Closed RandyGaul closed 5 years ago
I ended up writing one here. I just double checked your memory layout -- I think it's transposed relative to my ordering.
0 1 2 - x axis
3 4 5 - y axis
6 7 8 - z axis
Where yours is like so.
0 3 6
1 4 7
2 5 8
x y z
| | |
a a a
x x x
i i i
s s s
void CUTE_MATH_CALL axis_angle_from_m3(m3 m, v3* axis, float* angle_radians)
{
const float k_tol = 1.0e-8f;
float c = 0.5f * (trace(m) - 1.0f);
float angle = acosf(c);
*angle_radians = angle;
bool angle_near_zero = fabsf(angle) < k_tol;
bool angle_not_near_pi = angle < CUTE_MATH_PI - k_tol;
if (angle_near_zero) {
// When angle is zero the axis can be anything. X axis is good.
*axis = v3(1, 0, 0);
} else if (angle_not_near_pi) {
// Standard case with no singularity.
v3 n = v3(m[1][2] - m[2][1], m[2][0] - m[0][2], m[0][1] - m[1][0]);
*axis = norm(n);
} else {
// Angle is near 180-degrees.
int i = 0;
if (m[1][1] > m[0][0]) i = 1;
if (m[2][2] > m[i][i]) i = 2;
int j = (i + 1) % 3;
int k = (j + 1) % 3;
float s = sqrtf(m[i][i] - m[j][j] - m[k][k] + 1.0f);
float inv_s = s != 0 ? 1.0f / s : 0;
float v[3];
v[i] = 0.5f * s;
v[j] = m[j][i] * inv_s;
v[k] = m[i][k] * inv_s;
*axis = v3(v[0], v[1], v[2]);
}
}
You can use this as a reference if you ever wanted to get this function in your library. Most of the function involves looking at diagonal elements. So the only pieces that would need transposition are the double bracket indices, where the indices can be flipped.
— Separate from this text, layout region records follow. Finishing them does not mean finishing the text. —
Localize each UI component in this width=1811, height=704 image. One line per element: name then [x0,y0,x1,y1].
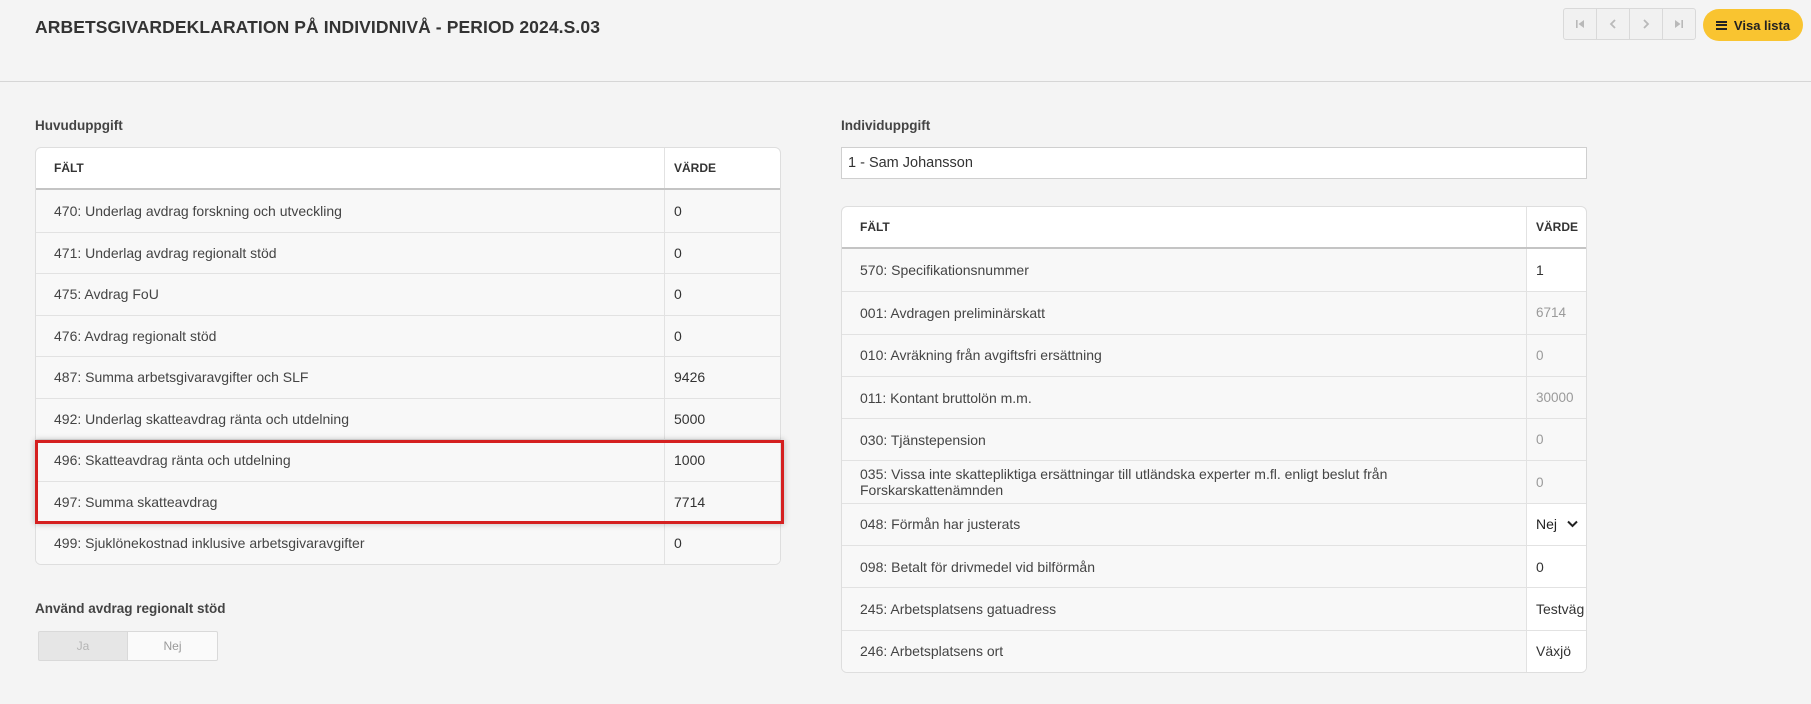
field-value: 0 [1527,419,1586,461]
table-row: 487: Summa arbetsgivaravgifter och SLF 9… [36,356,780,398]
visa-lista-label: Visa lista [1733,17,1791,33]
toggle-ja-button[interactable]: Ja [38,631,128,661]
table-row: 035: Vissa inte skattepliktiga ersättnin… [842,460,1586,503]
table-row: 492: Underlag skatteavdrag ränta och utd… [36,397,780,439]
field-name: 497: Summa skatteavdrag [36,481,665,522]
field-name: 471: Underlag avdrag regionalt stöd [36,232,665,273]
field-name: 470: Underlag avdrag forskning och utvec… [36,190,665,232]
table-row: 471: Underlag avdrag regionalt stöd 0 [36,231,780,273]
field-name: 245: Arbetsplatsens gatuadress [842,588,1527,630]
last-page-icon [1675,20,1683,28]
record-navigation [1563,8,1696,40]
table-row: 475: Avdrag FoU 0 [36,273,780,315]
field-value: 0 [1527,461,1586,503]
table-row: 098: Betalt för drivmedel vid bilförmån … [842,545,1586,588]
field-name: 570: Specifikationsnummer [842,249,1527,292]
field-value: 30000 [1527,376,1586,419]
next-record-button[interactable] [1629,8,1663,40]
regionalt-stod-label: Använd avdrag regionalt stöd [35,601,226,616]
table-row: 497: Summa skatteavdrag 7714 [36,480,780,522]
table-header: FÄLT VÄRDE [36,148,780,190]
page-header: ARBETSGIVARDEKLARATION PÅ INDIVIDNIVÅ - … [0,0,1811,82]
field-value: 0 [674,327,682,344]
column-header-varde: VÄRDE [1536,220,1579,234]
column-header-falt: FÄLT [36,148,665,188]
table-row: 470: Underlag avdrag forskning och utvec… [36,190,780,232]
field-name: 011: Kontant bruttolön m.m. [842,376,1527,419]
field-name: 476: Avdrag regionalt stöd [36,315,665,356]
column-header-varde: VÄRDE [674,161,717,175]
table-row: 001: Avdragen preliminärskatt 6714 [842,291,1586,334]
field-name: 035: Vissa inte skattepliktiga ersättnin… [842,461,1527,503]
table-row: 246: Arbetsplatsens ort Växjö [842,629,1586,672]
drivmedel-input[interactable]: 0 [1527,546,1586,588]
individuppgift-table: FÄLT VÄRDE 570: Specifikationsnummer 1 0… [841,206,1587,673]
specifikationsnummer-input[interactable]: 1 [1527,249,1586,292]
field-name: 030: Tjänstepension [842,419,1527,461]
chevron-left-icon [1609,19,1616,29]
field-value: 0 [674,202,682,219]
field-value: 9426 [674,369,706,386]
page-title: ARBETSGIVARDEKLARATION PÅ INDIVIDNIVÅ - … [35,17,601,37]
field-value: 6714 [1527,292,1586,334]
last-record-button[interactable] [1662,8,1696,40]
table-row: 010: Avräkning från avgiftsfri ersättnin… [842,333,1586,376]
field-name: 475: Avdrag FoU [36,274,665,315]
table-row: 476: Avdrag regionalt stöd 0 [36,314,780,356]
forman-justerats-select[interactable]: Nej [1527,503,1586,546]
previous-record-button[interactable] [1596,8,1630,40]
regionalt-stod-toggle: Ja Nej [38,631,218,661]
field-name: 098: Betalt för drivmedel vid bilförmån [842,546,1527,588]
column-header-falt: FÄLT [842,207,1527,247]
field-name: 246: Arbetsplatsens ort [842,630,1527,672]
visa-lista-button[interactable]: Visa lista [1703,9,1803,41]
toggle-nej-button[interactable]: Nej [128,631,218,661]
field-name: 496: Skatteavdrag ränta och utdelning [36,440,665,481]
table-row: 030: Tjänstepension 0 [842,418,1586,461]
field-name: 001: Avdragen preliminärskatt [842,292,1527,334]
table-row: 245: Arbetsplatsens gatuadress Testväg [842,587,1586,630]
table-row: 499: Sjuklönekostnad inklusive arbetsgiv… [36,522,780,564]
menu-icon [1715,20,1727,30]
table-row: 496: Skatteavdrag ränta och utdelning 10… [36,439,780,481]
field-name: 048: Förmån har justerats [842,503,1527,546]
field-name: 487: Summa arbetsgivaravgifter och SLF [36,357,665,398]
field-value: 0 [1527,334,1586,376]
table-header: FÄLT VÄRDE [842,207,1586,249]
field-value: 0 [674,286,682,303]
huvuduppgift-label: Huvuduppgift [35,118,123,133]
field-name: 010: Avräkning från avgiftsfri ersättnin… [842,334,1527,376]
select-value: Nej [1536,516,1558,533]
ort-input[interactable]: Växjö [1527,630,1586,672]
first-page-icon [1576,20,1584,28]
individuppgift-label: Individuppgift [841,118,931,133]
chevron-right-icon [1643,19,1650,29]
field-value: 5000 [674,410,706,427]
field-value: 0 [674,535,682,552]
field-name: 499: Sjuklönekostnad inklusive arbetsgiv… [36,523,665,564]
field-name: 492: Underlag skatteavdrag ränta och utd… [36,398,665,439]
field-value: 0 [674,244,682,261]
field-value: 7714 [674,493,706,510]
first-record-button[interactable] [1563,8,1597,40]
table-row: 011: Kontant bruttolön m.m. 30000 [842,375,1586,419]
table-row: 048: Förmån har justerats Nej [842,502,1586,546]
gatuadress-input[interactable]: Testväg [1527,588,1586,630]
individual-select-input[interactable] [841,147,1587,179]
huvuduppgift-table: FÄLT VÄRDE 470: Underlag avdrag forsknin… [35,147,781,565]
chevron-down-icon [1567,521,1578,528]
field-value: 1000 [674,452,706,469]
table-row: 570: Specifikationsnummer 1 [842,249,1586,292]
I learned this from Essential Math by Van Verth. His matrix storage ordering matches yours, so you can just reference his book or source code directly. It might be a better reference.
Does this function exist, to get the axis/angle out of a rotation matrix? I couldn't find it after scanning your header.